KH. Wahab Hasbullah merupakan seorang ulama besar Indonesia. Beliau lahir pada bulan Maret 1888, di Tambakberas, Jombang, Jawa Timur dan wafat pada 29 Desember 1971. Beliau merupakan seorang ulama yang menekankan pentingnya kebebasan dalam keberagamaan terutama kebebasan berpikir dan berpendapat. Untuk itu kyai Wahab membentuk kelompok diskusi Tashwirul Afkar (Pergolakan Pemikiran) di Surabaya pada 1941.

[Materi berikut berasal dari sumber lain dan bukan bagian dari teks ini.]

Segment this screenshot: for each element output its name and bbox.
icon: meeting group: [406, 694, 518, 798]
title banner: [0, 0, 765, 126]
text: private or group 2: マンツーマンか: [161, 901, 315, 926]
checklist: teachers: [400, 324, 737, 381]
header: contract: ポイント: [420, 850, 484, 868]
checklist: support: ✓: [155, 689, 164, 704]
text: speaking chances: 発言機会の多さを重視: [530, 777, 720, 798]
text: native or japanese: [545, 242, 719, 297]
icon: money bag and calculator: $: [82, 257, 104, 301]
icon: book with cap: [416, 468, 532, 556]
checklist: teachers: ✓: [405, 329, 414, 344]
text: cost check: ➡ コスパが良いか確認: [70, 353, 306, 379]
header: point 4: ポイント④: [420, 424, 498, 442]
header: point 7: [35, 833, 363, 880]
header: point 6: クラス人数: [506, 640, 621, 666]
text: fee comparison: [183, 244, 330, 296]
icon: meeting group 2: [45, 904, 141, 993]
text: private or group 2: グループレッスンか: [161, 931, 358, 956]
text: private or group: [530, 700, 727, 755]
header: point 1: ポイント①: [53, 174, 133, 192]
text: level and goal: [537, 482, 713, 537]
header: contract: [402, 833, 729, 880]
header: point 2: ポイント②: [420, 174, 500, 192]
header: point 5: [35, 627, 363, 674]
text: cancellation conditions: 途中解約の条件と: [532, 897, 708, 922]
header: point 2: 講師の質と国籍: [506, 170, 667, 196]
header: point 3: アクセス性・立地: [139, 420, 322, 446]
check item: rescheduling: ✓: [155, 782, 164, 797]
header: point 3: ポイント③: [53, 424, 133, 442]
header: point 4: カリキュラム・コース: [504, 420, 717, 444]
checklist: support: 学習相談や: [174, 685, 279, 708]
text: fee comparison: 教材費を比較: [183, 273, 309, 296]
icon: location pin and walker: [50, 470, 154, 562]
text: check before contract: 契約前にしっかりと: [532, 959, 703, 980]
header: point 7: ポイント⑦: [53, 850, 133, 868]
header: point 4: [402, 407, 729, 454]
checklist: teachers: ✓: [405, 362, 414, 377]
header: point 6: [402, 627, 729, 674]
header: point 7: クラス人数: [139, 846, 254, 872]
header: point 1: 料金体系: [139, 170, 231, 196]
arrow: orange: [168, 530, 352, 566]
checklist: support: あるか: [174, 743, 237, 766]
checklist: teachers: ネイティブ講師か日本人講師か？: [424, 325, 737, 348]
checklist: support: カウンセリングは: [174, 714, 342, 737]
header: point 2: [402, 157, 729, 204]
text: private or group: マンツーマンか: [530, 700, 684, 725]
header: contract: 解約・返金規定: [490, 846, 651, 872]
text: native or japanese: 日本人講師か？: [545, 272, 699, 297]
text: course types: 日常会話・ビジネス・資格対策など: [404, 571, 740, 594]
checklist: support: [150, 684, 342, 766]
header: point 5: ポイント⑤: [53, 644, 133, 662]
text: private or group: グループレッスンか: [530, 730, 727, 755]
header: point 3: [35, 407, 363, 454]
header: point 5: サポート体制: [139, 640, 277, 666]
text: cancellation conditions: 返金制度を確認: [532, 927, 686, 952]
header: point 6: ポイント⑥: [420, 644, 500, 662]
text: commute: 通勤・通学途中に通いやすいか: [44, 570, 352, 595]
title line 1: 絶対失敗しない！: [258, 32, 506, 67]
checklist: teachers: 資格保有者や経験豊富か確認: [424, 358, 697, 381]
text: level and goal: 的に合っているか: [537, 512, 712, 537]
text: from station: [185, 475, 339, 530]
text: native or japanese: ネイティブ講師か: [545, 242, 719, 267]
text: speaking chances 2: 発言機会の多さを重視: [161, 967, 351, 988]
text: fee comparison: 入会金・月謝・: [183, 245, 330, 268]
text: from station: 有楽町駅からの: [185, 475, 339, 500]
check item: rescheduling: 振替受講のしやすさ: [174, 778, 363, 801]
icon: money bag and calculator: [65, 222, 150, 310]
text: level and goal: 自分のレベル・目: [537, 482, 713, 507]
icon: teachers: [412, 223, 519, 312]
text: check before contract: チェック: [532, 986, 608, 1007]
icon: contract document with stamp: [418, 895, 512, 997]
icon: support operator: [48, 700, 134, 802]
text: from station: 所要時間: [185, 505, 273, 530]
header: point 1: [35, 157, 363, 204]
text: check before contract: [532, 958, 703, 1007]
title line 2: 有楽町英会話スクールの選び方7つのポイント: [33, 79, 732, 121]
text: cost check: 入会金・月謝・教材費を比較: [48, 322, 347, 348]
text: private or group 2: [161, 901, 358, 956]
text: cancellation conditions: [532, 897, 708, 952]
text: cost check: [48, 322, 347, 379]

Mula-mula kelompok ini mengadakan kegiatan dengan peserta yang terbatas. Tetapi berkat prinsip kebebasan berpikir dan berpendapat yang diterapkan dan topik-topik yang dibicarakan harus mempunyai jangkauan kemasyarakatan yang luas, dalam waktu singkat kelompok ini menjadi sangat populer dan menarik perhatian di kalangan pemuda. Banyak tokoh Islam dari berbagai kalangan bertemu dalam forum itu untuk mendebatkan dan memecahkan permasalahan pelik yang dianggap penting.
Tashwirul Afkar tidak hanya menghimpun kaum ulama pesantren. Ia juga menjadi ajang komunikasi dan forum saling tukar informasi antar tokoh nasionalis sekaligus jembatan bagi komunikasi antara generasi muda dan generasi tua. Karena sifat rekrutmennya yang lebih mementingkan progresivitas berpikir dan bertindak, maka jelas pula kelompok diskusi ini juga menjadi forum pengkaderan bagi kaum muda yang gandrung pada pemikiran keilmuan dan dunia politik.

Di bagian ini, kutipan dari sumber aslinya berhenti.